Wisdom. One definition:
Wisdom comes when you are old enough to have made quite a few mistakes and have learned from those mistakes so that you don't make them again. You know that if you see situation A, last time you reacted by doing B, but you learned that C was better. So next time, situation A comes along and you go for C, instead of B.
Given that the youth aren't joining the NAACP, and the membership is getting older, isn't the NAACP reacting from their learned experiences, hence "wisdom", when the come out against vouchers?
For those who care to look into the history of vouchers, vouchers first came about in reaction to school desegregation rulings. For example, in Virginia, private academies were created and public funding when to white parents to send their children to private schools.
So, when critics, rightly, say that they seem to be stuck in the past, it may be because, collectively, they are reacting to situations that they learned from yester-year.
That's what I find interesting about the "Black liberal" vs. "Black conservative" sham that the Black community -- me included -- has allowed ourselves to be sucked into.

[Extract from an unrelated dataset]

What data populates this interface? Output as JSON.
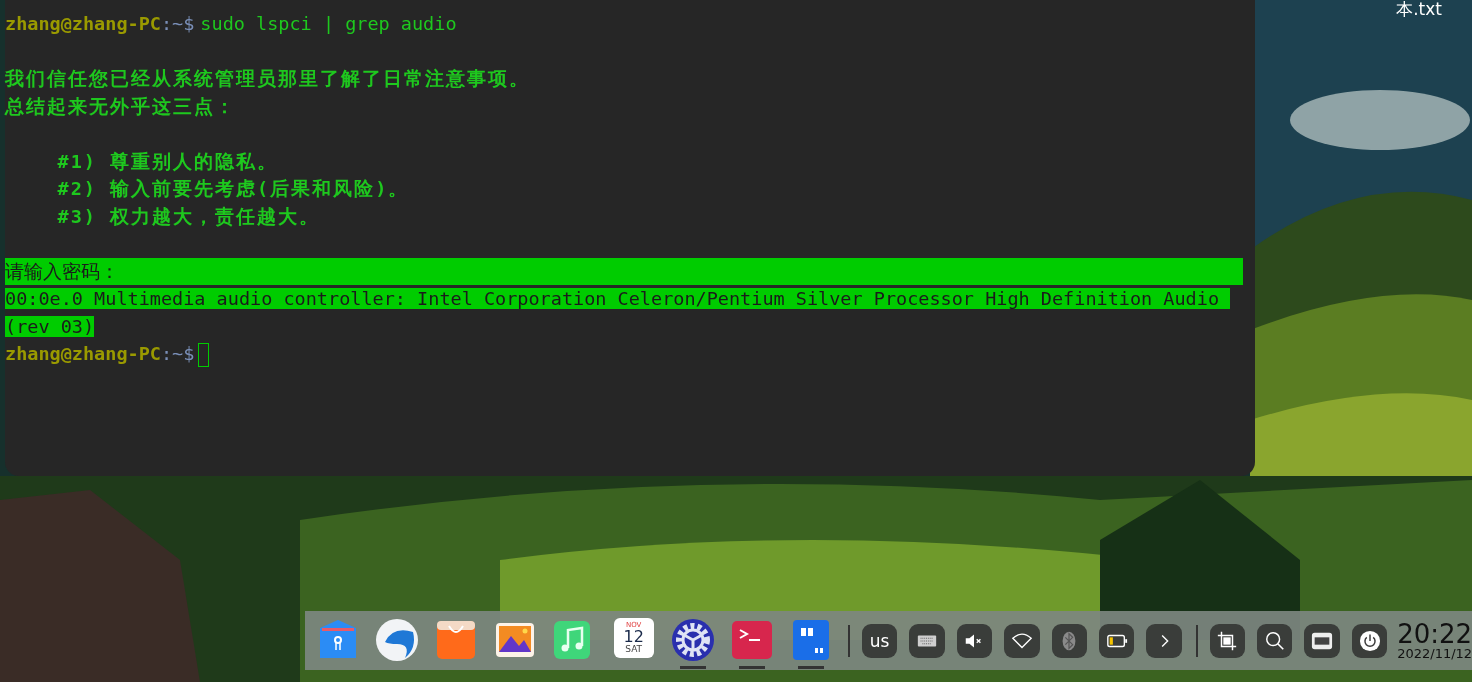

By targeting the "under 40" crowd of Blacks, the focus is being paid to those without the institutional memory to help form a basis for making some decisions. To put it more bluntly, and probably grammatically correctly, the "under 40" crowd is being targeted because of their "ignorance".
That is not an attack this is just an observation.
I was just thinking that the age of NAACP leaders and their institutional memory, is more likely the reason why they don't support vouchers, vs. the "support of teachers unions" sham.
Oh, and I strongly disagree with the idea that only Black neoconservatives are buying into it.
Posted by: DarkStar at April 21, 2005 08:11 PMTheir age, their teaching backgrounds, vouchers not being shown to really work, all play a role.
On the second point it isn't about agreeing vs. disagreeing fopr me. It's about what the data says. The only ones routinely mapping black life onto ideology are the black conservatives.
Posted by: Lester Spence at April 21, 2005 10:15 PMBrown:
I just read this post again. The first time, I focused on your comments re: the NAACP. This time, I hit on the notion that the tension between Black liberals and conservatives is a sham into which the community has been suckered - hoodwinked, bamboozled, led astray, yadda yadda yadda.
You're right - but this is just one of many dichotomies in which Black folk choose sides to our collective detriment. We have not placed our experience/priorities/solutions at the center of the discourse and given that, the outcome is a foregone conclusion. The "game" between played by prominent blacks Dems and Reps is hardly worth watching.
Posted by: Temple3 at June 25, 2005 08:31 PMBy the way, I would argue that wisdom is learning from and living from mistakes you have not made. Experience, not wisdom, teaches us to learn that touching a hot stove is a bad idea. If you've given up booze after kidney and liver surgery, you're not wise...if you drink in moderation and exercise self-control - learning from the obvious folly of others, you are wise.
Posted by: Temple3 at June 25, 2005 08:35 PM
The only people buying into the sham are black neoconservatives. No one else is thinking much about it.
...
What do vouchers have to do with the dwindling support of the NAACP? Given that the NAACP has always been a middle to upper class group, it makes more sense to say that the naacp has outlived its usefulness for a significant part of their target market. Their target market probably don't live in central cities anyway--they wouldn't need vouchers even if they supported them.